I have a large dataframe (df) and in the last column, all of the elements are showing up as
1055.0000.0
so the last 2 characters are always ".0". Whats the most efficient way to do this? the last columns name is always different so im not sure how to approach this. I have tried to loop over the pandas df but it takes too much memory and breaks the code. is there a way to do something like
df[ last column ] = df[ last column - last 2 characters]

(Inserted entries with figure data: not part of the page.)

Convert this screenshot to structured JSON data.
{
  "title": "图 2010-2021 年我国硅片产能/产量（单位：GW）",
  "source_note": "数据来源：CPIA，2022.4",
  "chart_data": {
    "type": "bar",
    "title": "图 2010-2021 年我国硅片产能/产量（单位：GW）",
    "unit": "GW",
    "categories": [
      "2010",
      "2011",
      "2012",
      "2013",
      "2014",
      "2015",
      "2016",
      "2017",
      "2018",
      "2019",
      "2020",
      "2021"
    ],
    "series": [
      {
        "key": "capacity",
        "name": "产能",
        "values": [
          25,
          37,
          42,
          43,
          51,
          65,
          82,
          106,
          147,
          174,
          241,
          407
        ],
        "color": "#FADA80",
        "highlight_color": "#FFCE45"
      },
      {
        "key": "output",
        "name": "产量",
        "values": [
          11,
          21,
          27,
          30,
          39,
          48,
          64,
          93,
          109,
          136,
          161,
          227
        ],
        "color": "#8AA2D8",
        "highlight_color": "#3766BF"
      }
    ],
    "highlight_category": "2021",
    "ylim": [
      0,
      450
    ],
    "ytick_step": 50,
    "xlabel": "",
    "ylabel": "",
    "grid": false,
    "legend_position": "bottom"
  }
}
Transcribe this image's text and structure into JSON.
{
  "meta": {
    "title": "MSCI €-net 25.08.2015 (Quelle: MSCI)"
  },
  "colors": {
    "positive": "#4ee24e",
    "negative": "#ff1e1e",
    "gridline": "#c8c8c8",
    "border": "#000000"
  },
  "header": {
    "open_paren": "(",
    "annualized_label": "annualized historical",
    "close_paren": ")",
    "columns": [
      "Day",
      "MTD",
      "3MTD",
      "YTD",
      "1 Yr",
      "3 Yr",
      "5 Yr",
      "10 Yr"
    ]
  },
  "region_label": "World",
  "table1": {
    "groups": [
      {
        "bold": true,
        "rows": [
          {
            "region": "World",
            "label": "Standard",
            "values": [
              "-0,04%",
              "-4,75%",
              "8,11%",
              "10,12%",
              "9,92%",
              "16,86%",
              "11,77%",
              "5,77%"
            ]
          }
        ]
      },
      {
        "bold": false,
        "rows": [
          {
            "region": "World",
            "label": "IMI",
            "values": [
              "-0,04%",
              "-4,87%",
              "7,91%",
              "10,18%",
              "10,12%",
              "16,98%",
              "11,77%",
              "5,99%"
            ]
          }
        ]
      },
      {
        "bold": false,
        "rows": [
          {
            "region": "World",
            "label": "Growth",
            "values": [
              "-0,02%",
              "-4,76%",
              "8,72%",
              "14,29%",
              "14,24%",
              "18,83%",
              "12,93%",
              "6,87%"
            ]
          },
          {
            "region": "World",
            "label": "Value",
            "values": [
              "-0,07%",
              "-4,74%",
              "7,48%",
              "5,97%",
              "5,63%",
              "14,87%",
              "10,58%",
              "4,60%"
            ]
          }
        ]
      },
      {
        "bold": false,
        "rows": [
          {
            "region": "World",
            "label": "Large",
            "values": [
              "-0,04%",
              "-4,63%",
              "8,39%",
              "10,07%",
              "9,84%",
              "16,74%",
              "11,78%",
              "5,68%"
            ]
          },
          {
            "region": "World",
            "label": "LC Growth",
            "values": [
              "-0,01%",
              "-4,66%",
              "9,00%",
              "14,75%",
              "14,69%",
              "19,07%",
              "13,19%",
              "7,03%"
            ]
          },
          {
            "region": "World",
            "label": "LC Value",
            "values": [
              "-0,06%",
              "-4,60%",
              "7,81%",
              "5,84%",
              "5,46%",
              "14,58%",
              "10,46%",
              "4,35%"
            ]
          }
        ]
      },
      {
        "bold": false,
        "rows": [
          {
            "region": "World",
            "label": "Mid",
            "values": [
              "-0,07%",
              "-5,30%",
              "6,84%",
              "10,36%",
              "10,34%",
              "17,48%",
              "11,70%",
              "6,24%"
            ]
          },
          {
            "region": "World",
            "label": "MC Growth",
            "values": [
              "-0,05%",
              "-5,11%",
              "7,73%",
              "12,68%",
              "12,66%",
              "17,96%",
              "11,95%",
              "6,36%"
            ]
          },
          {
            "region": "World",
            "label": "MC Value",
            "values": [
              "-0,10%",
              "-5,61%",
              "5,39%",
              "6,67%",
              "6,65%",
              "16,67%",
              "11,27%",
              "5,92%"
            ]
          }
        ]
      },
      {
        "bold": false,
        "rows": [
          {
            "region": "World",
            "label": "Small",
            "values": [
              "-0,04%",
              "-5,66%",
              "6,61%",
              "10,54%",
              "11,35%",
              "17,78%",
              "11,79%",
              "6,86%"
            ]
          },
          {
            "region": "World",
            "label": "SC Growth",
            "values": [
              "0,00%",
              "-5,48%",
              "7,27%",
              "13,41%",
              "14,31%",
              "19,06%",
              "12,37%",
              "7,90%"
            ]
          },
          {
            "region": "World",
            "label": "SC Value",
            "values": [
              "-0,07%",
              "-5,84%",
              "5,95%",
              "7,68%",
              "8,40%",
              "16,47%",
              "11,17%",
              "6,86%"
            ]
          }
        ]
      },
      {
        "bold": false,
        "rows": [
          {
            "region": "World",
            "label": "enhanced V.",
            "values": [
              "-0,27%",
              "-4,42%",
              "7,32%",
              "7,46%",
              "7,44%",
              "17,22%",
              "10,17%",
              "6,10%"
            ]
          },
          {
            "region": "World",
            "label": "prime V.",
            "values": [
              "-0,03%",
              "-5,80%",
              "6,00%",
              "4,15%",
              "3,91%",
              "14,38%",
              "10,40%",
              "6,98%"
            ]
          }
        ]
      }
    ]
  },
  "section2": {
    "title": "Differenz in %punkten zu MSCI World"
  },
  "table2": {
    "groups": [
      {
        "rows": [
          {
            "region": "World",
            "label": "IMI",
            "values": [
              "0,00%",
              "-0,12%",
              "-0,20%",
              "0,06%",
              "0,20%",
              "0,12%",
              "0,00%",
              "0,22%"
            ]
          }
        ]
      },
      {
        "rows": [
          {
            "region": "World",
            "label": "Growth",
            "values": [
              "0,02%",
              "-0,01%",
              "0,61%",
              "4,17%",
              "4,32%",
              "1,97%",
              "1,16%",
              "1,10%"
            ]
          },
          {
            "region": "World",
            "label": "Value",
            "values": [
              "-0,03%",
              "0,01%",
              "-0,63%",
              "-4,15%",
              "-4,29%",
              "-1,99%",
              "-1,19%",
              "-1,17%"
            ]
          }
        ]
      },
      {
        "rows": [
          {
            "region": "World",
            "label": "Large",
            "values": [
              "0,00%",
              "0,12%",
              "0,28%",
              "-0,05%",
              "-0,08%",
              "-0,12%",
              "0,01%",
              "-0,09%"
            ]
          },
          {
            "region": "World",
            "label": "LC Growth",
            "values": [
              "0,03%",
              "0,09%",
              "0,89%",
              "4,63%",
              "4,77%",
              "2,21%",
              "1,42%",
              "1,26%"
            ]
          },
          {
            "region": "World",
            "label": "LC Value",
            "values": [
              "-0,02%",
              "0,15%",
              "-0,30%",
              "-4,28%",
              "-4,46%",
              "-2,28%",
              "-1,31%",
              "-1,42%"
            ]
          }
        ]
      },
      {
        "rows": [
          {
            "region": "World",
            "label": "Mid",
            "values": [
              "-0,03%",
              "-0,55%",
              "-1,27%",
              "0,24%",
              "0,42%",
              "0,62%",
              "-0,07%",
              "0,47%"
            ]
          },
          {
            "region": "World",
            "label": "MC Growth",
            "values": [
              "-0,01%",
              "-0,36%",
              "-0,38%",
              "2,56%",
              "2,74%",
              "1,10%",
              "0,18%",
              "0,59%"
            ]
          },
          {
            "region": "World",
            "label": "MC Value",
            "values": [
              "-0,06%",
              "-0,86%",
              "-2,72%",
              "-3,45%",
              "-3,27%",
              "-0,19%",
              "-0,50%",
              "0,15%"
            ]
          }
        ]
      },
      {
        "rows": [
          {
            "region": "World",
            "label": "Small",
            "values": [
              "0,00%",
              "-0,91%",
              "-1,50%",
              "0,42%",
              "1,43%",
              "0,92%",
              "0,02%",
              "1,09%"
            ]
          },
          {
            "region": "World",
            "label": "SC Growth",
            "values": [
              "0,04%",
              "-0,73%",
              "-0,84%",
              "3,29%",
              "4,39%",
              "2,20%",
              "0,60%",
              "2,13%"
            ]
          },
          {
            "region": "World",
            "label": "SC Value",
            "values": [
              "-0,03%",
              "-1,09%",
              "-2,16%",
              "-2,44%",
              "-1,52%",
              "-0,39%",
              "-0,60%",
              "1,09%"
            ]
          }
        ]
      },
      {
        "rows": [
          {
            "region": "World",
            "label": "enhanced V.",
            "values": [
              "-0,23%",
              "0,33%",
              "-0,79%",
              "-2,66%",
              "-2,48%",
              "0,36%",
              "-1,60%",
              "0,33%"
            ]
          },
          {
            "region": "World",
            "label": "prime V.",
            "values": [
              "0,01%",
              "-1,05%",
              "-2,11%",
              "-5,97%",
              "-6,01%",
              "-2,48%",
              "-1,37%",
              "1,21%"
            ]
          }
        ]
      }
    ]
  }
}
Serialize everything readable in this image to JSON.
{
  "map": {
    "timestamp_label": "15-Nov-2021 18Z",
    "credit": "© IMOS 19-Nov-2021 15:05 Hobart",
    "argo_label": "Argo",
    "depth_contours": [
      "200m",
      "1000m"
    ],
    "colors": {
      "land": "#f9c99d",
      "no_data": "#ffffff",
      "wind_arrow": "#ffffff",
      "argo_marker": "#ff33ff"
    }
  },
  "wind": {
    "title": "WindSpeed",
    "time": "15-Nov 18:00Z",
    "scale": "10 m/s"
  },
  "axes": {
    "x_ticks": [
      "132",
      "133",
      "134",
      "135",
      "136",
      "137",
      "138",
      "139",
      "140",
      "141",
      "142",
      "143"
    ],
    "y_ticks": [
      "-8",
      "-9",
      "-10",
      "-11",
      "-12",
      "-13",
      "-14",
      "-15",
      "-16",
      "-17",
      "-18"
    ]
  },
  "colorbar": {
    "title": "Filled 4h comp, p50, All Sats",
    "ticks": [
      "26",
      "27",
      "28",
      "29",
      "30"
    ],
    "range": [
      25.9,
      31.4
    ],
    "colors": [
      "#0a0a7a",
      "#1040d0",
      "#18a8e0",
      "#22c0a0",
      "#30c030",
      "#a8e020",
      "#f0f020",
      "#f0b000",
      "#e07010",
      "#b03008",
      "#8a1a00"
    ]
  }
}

or make a new df then append it in?
CodePudding user response:
Vectorized operations are almost always faster. .str
method allows pandas to vectorize strings
df["last_col"].str[:-2]
Can time it using %%timeit
magic command in jupyter notebook.
%%timeit
df.iloc[:, -1].str[-2:]
>>> 352 µs ± 4.68 µs per loop (mean ± std. dev. of 7 runs, 1000 loops each)
%%timeit
df["last_col"].str[:-2]
>>> 242 µs ± 4.76 µs per loop (mean ± std. dev. of 7 runs, 1000 loops each)
CodePudding user response:
You could also use rsplit
:
s = '105.0000.0'
s.rsplit('.0', 1)[0]
output:
105.0000
CodePudding user response:
Try with the str
accessor:
df.iloc[:, -1] = df.iloc[:, -1].astype(str).str[-2:].astype(int)